There is also the related issue of retailers ‘buying in’ material/products which they then brand as their own – without undertaking all the necessary quality checks that would ensure the product fulfilled legal requirements.

Demand in the UK for components has been heightened over the last couple of years in particular. There has been the uncertainty leading up to Brexit, which has forced many manufacturers to increase component inventory levels to guard against future supply chain disruption – which were also affected by the COVID-19 pandemic. And, given the lockdown, an increasing number of contractors are now buying many of their goods online.

If you suspect an item you have bought is fake or substandard then look for obvious marking errors and typos and/or check with the brand owner. A number of websites offer useful information on product compliance – a good example is

While we always advise people to reduce the likelihood of buying fake or substandard items by sticking to stores or websites of known, reputable manufacturers and retailers, we are also taking action to address the issue.

Repeated calls for online marketplaces to take responsibility for the products sold on their websites have not been heeded. And the Government’s Online Harms Bill has failed to address the problem of dangerous electrical goods available from online marketplaces.

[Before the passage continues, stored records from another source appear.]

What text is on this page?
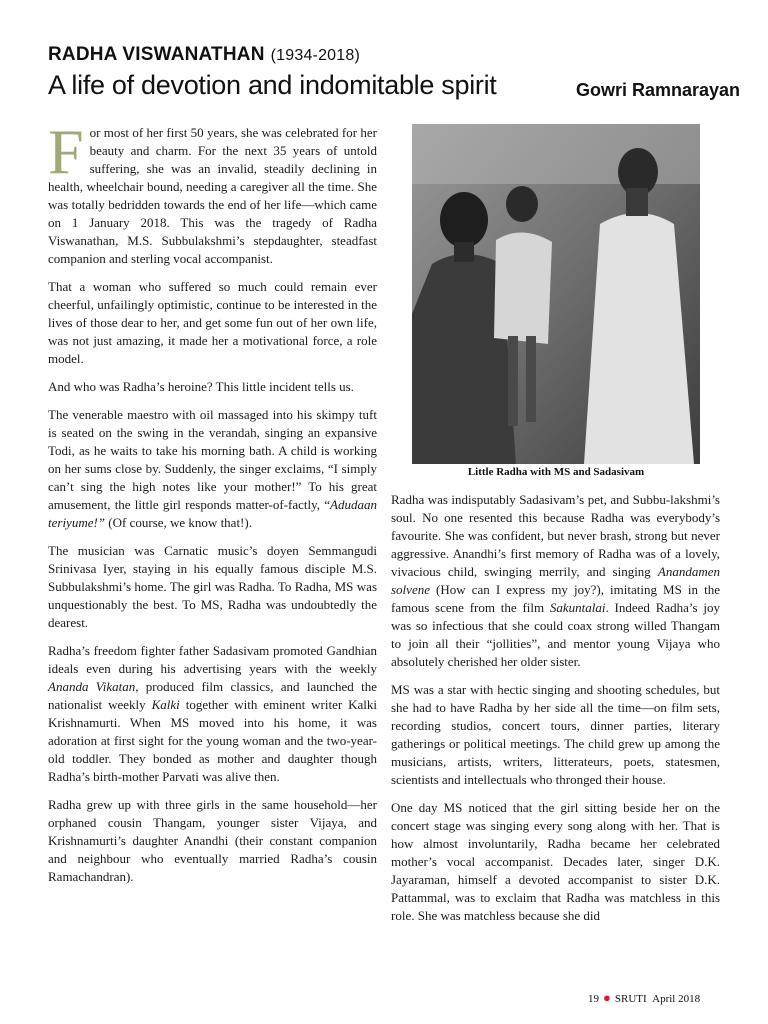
RADHA VISWANATHAN (1934-2018)
A life of devotion and indomitable spirit	Gowri Ramnarayan

For most of her first 50 years, she was celebrated for her beauty and charm. For the next 35 years of untold suffering, she was an invalid, steadily declining in health, wheelchair bound, needing a caregiver all the time. She was totally bedridden towards the end of her life—which came on 1 January 2018. This was the tragedy of Radha Viswanathan, M.S. Subbulakshmi’s stepdaughter, steadfast companion and sterling vocal accompanist.

That a woman who suffered so much could remain ever cheerful, unfailingly optimistic, continue to be interested in the lives of those dear to her, and get some fun out of her own life, was not just amazing, it made her a motivational force, a role model.

And who was Radha’s heroine? This little incident tells us.

The venerable maestro with oil massaged into his skimpy tuft is seated on the swing in the verandah, singing an expansive Todi, as he waits to take his morning bath. A child is working on her sums close by. Suddenly, the singer exclaims, “I simply can’t sing the high notes like your mother!” To his great amusement, the little girl responds matter-of-factly, “Adudaan teriyume!” (Of course, we know that!).

The musician was Carnatic music’s doyen Semmangudi Srinivasa Iyer, staying in his equally famous disciple M.S. Subbulakshmi’s home. The girl was Radha. To Radha, MS was unquestionably the best. To MS, Radha was undoubtedly the dearest.

Radha’s freedom fighter father Sadasivam promoted Gandhian ideals even during his advertising years with the weekly Ananda Vikatan, produced film classics, and launched the nationalist weekly Kalki together with eminent writer Kalki Krishnamurti. When MS moved into his home, it was adoration at first sight for the young woman and the two-year-old toddler. They bonded as mother and daughter though Radha’s birth-mother Parvati was alive then.

Radha grew up with three girls in the same household—her orphaned cousin Thangam, younger sister Vijaya, and Krishnamurti’s daughter Anandhi (their constant companion and neighbour who eventually married Radha’s cousin Ramachandran).

Little Radha with MS and Sadasivam

Radha was indisputably Sadasivam’s pet, and Subbu-lakshmi’s soul. No one resented this because Radha was everybody’s favourite. She was confident, but never brash, strong but never aggressive. Anandhi’s first memory of Radha was of a lovely, vivacious child, swinging merrily, and singing Anandamen solvene (How can I express my joy?), imitating MS in the famous scene from the film Sakuntalai. Indeed Radha’s joy was so infectious that she could coax strong willed Thangam to join all their “jollities”, and mentor young Vijaya who absolutely cherished her older sister.

MS was a star with hectic singing and shooting schedules, but she had to have Radha by her side all the time—on film sets, recording studios, concert tours, dinner parties, literary gatherings or political meetings. The child grew up among the musicians, artists, writers, litterateurs, poets, statesmen, scientists and intellectuals who thronged their house.

One day MS noticed that the girl sitting beside her on the concert stage was singing every song along with her. That is how almost involuntarily, Radha became her celebrated mother’s vocal accompanist. Decades later, singer D.K. Jayaraman, himself a devoted accompanist to sister D.K. Pattammal, was to exclaim that Radha was matchless in this role. She was matchless because she did

19 ● SRUTI April 2018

Consequently, we have put forward our own ‘game changing’ Bill. It would make online marketplaces legally responsible for hosting listings of potentially dangerous electrical products for sale and would ensure they have the same responsibilities to protect consumers from unsafe products as high street wholesalers and retailers.

Our technological revolution can provide a multitude of benefits for all. But with a formerly linear supply chain becoming a multi-layered supply web spread around the globe, both consumers and businesses need to be protected from the impact of substandard and counterfeit goods.